India has taken a major step towards sustainable road infrastructure with the successful technology transfer of an indigenous bio-bitumen process developed by CSIR-Central Road Research Institute and CSIR-Indian Institute of Petroleum, the Union government announced on December 7.
Speaking at the technology transfer event in New Delhi, Union Minister of State for Science and Technology Dr Jitendra Singh said the development marks a shift towards clean and green highways, with road construction moving away from fossil-fuel dependence and adopting bio-driven and circular economy solutions.
Bio-bitumen is produced through the pyrolysis of agricultural residue, particularly post-harvest rice straw, converting farm waste into a usable road construction material. The process involves collection of crop residue, pelletisation, pyrolysis to generate bio-oil, and blending with conventional bitumen.
India currently imports nearly 50 per cent of its bitumen requirement. The adoption of bio-bitumen is expected to reduce import dependence while strengthening domestic road construction capabilities and addressing environmental challenges such as stubble burning.
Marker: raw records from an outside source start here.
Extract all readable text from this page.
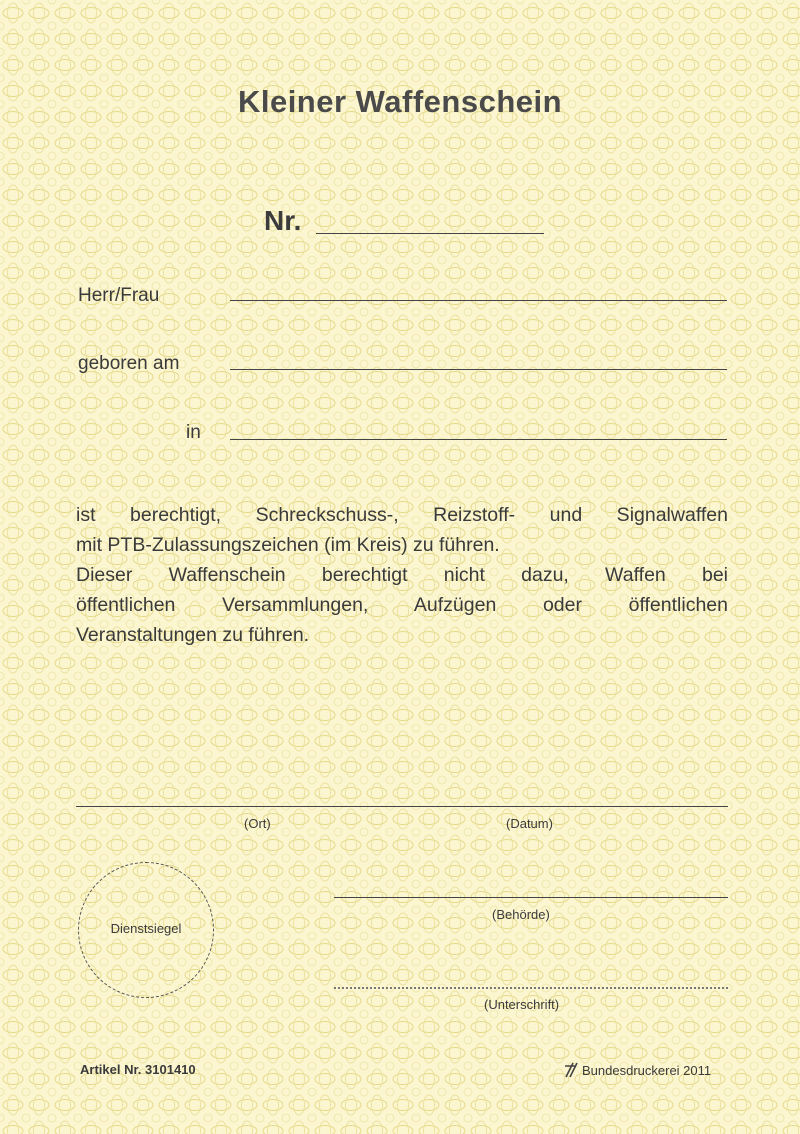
Kleiner Waffenschein
Nr.
Herr/Frau
geboren am
in
ist berechtigt, Schreckschuss-, Reizstoff- und Signalwaffen
mit PTB-Zulassungszeichen (im Kreis) zu führen.
Dieser Waffenschein berechtigt nicht dazu, Waffen bei
öffentlichen Versammlungen, Aufzügen oder öffentlichen
Veranstaltungen zu führen.
(Ort)	(Datum)
Dienstsiegel
(Behörde)
(Unterschrift)
Artikel Nr. 3101410	Bundesdruckerei 2011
The technology has undergone extensive laboratory evaluation, including physical, rheological, chemical, and mechanical characterisation. Performance tests have covered parameters such as rutting, cracking resistance, moisture damage, and resilient modulus.
Field-level feasibility has been demonstrated through a 100-metre trial stretch laid on the Jorabat–Shillong Expressway (NH-40) in Meghalaya, validating the technology under real-world conditions.
According to the Ministry of Science and Technology, a patent has been filed for the process and multiple industries have been onboarded for commercial deployment. Laboratory and field trials indicate that 20 to 30 per cent of conventional bitumen can be replaced with bio-bitumen without compromising performance, resulting in lower costs and reduced environmental impact.
CSIR Director General N Kalaiselvi said India has become the first country globally to take bio-bitumen technology from development to industrial and commercial scale within the same year. She added that the pyrolysis process yields multiple value streams, including bio-binders for roads, gaseous fuel, bio-pesticide fractions, and high-grade carbon suitable for batteries, water purification, and advanced materials.
She also proposed policy-level blending of bio-bitumen to enable pan-India adoption of the technology across national and state highway projects.